Respiratory delivery of single low-dose nebulized PFCE-C25 NEs for lymphatic transport and durable stimulation of antitumor immunity in lung cancer.

机构信息

Department of Nuclear Medicine, the Fourth Hospital of Harbin Medical University, Harbin, China.

NHC Key Laboratory of Molecular Probe and Targeted Diagnosis and Therapy, Molecular Imaging Research Center (MIRC) of Harbin Medical University, Harbin, China.

出版信息

Sci Adv. 2024 Nov 29;10(48):eadp7561. doi: 10.1126/sciadv.adp7561.

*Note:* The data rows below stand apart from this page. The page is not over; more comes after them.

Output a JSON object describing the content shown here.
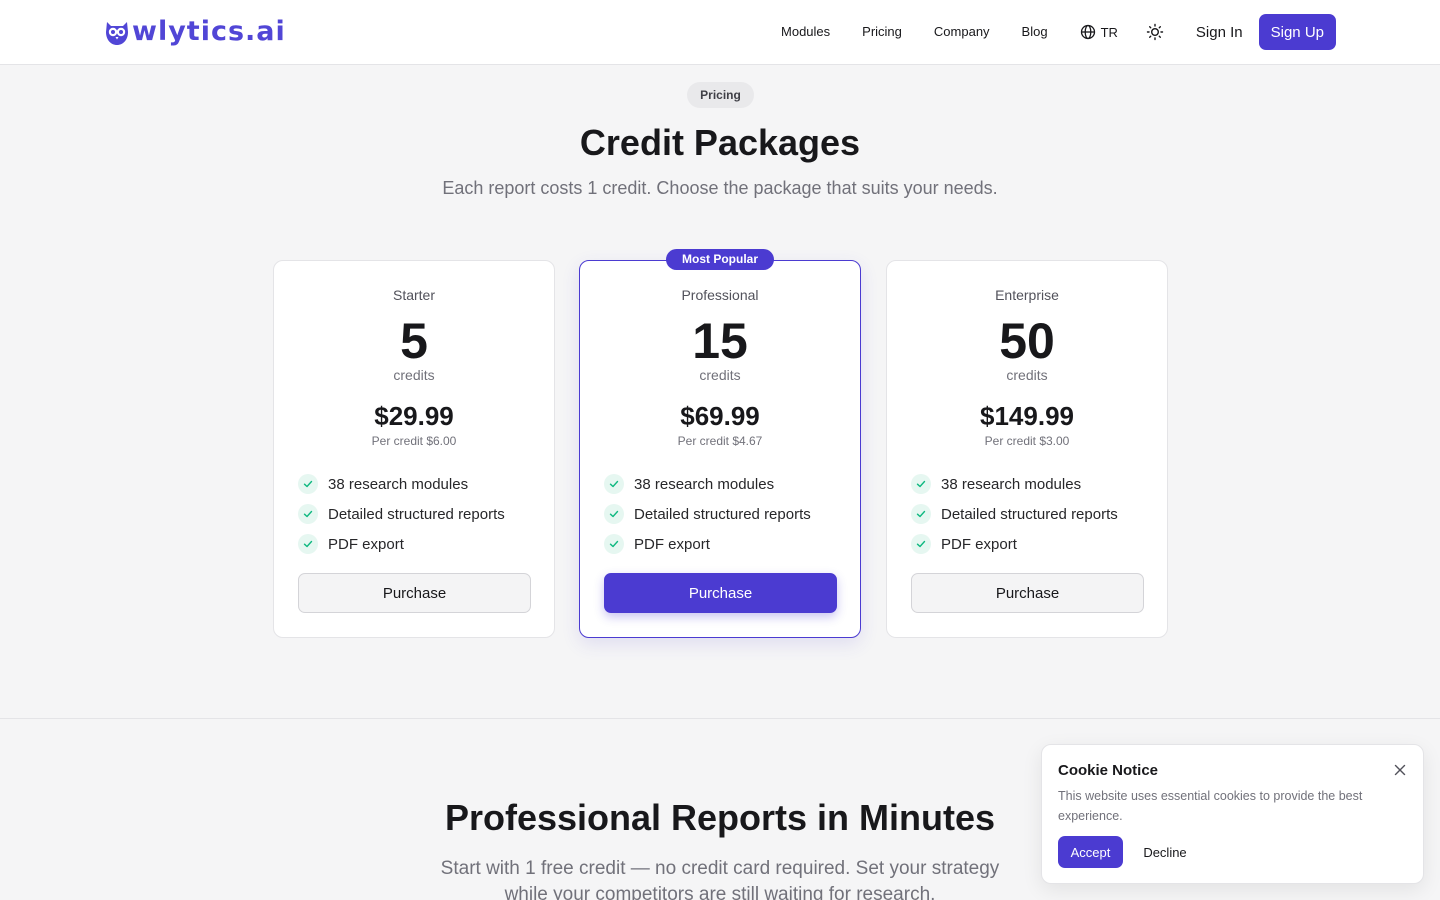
{
  "header": {
    "logo_text": "wlytics.ai",
    "logo_icon": "owl-icon",
    "nav": [
      "Modules",
      "Pricing",
      "Company",
      "Blog"
    ],
    "language": "TR",
    "language_icon": "globe-icon",
    "theme_icon": "sun-icon",
    "sign_in": "Sign In",
    "sign_up": "Sign Up"
  },
  "hero": {
    "pill": "Pricing",
    "title": "Credit Packages",
    "subtitle": "Each report costs 1 credit. Choose the package that suits your needs."
  },
  "packages": [
    {
      "name": "Starter",
      "credits": "5",
      "credits_unit": "credits",
      "price": "$29.99",
      "per_credit": "Per credit $6.00",
      "features": [
        "38 research modules",
        "Detailed structured reports",
        "PDF export"
      ],
      "button": "Purchase"
    },
    {
      "name": "Professional",
      "badge": "Most Popular",
      "credits": "15",
      "credits_unit": "credits",
      "price": "$69.99",
      "per_credit": "Per credit $4.67",
      "features": [
        "38 research modules",
        "Detailed structured reports",
        "PDF export"
      ],
      "button": "Purchase"
    },
    {
      "name": "Enterprise",
      "credits": "50",
      "credits_unit": "credits",
      "price": "$149.99",
      "per_credit": "Per credit $3.00",
      "features": [
        "38 research modules",
        "Detailed structured reports",
        "PDF export"
      ],
      "button": "Purchase"
    }
  ],
  "lower": {
    "title": "Professional Reports in Minutes",
    "subtitle": "Start with 1 free credit — no credit card required. Set your strategy while your competitors are still waiting for research."
  },
  "cookie": {
    "title": "Cookie Notice",
    "text": "This website uses essential cookies to provide the best experience.",
    "accept": "Accept",
    "decline": "Decline",
    "close_icon": "close-icon"
  },
  "colors": {
    "accent": "#4b3bd1",
    "check_bg": "#e6f7f1",
    "check_mark": "#10b981"
  }
}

DOI:10.1126/sciadv.adp7561
PMID:39612330
原文链接:https://pmc.ncbi.nlm.nih.gov/articles/PMC11606447/
Abstract

The currently available immune checkpoint inhibitors (ICIs) often fail to achieve the desired clinical outcomes due to inadequate immune activation, particularly in patients with lung cancer. To reverse this situation, we synthesized inhalable PFCE-C25 nanoemulsions (NEs), which target lymphocyte activation genes (LAG-3) on immune cells within tumor microenvironment and tumor-draining lymph nodes (TDLNs). By combining in vivo F-MR molecular imaging, we investigate the immunological effects of a single low-dose PFCE-C25 NEs in multiple murine lung cancer models, including human immune system (HIS) mouse models, and validated its immunological effects in human TDLNs. The nebulization therapy with PFCE-C25 NEs demonstrated a notable and enduring maturation of dendritic cells (DCs) in TDLNs, leading to systemic immune responses, prolonged survival, the establishment of immune memory, and resistance to tumor rechallenge. Thus, PFCE-C25 NEs successfully demonstrate a promising and efficient approach for enhancing lymphatic transport and sustained activation of antitumor immune responses in lung cancer.

摘要

目前可用的免疫检查点抑制剂(ICIs)由于免疫激活不足,往往无法达到预期的临床效果,尤其是在肺癌患者中。为了改变这种情况,我们合成了可吸入的 PFCE-C25 纳米乳液(NE),该乳液针对肿瘤微环境和肿瘤引流淋巴结(TDLNs)内免疫细胞上的淋巴细胞激活基因(LAG-3)。通过结合体内 F-MR 分子成像,我们研究了单次低剂量 PFCE-C25 NE 在多种小鼠肺癌模型中的免疫效果,包括人免疫系统(HIS)小鼠模型,并在人 TDLNs 中验证了其免疫效果。PFCE-C25 NE 的雾化治疗在 TDLNs 中显著且持久地成熟树突状细胞(DC),引发全身免疫反应、延长生存时间、建立免疫记忆和抵抗肿瘤再挑战。因此,PFCE-C25 NE 成功地展示了一种有前途且有效的方法,可增强肺癌中淋巴转运和持续激活抗肿瘤免疫反应的能力。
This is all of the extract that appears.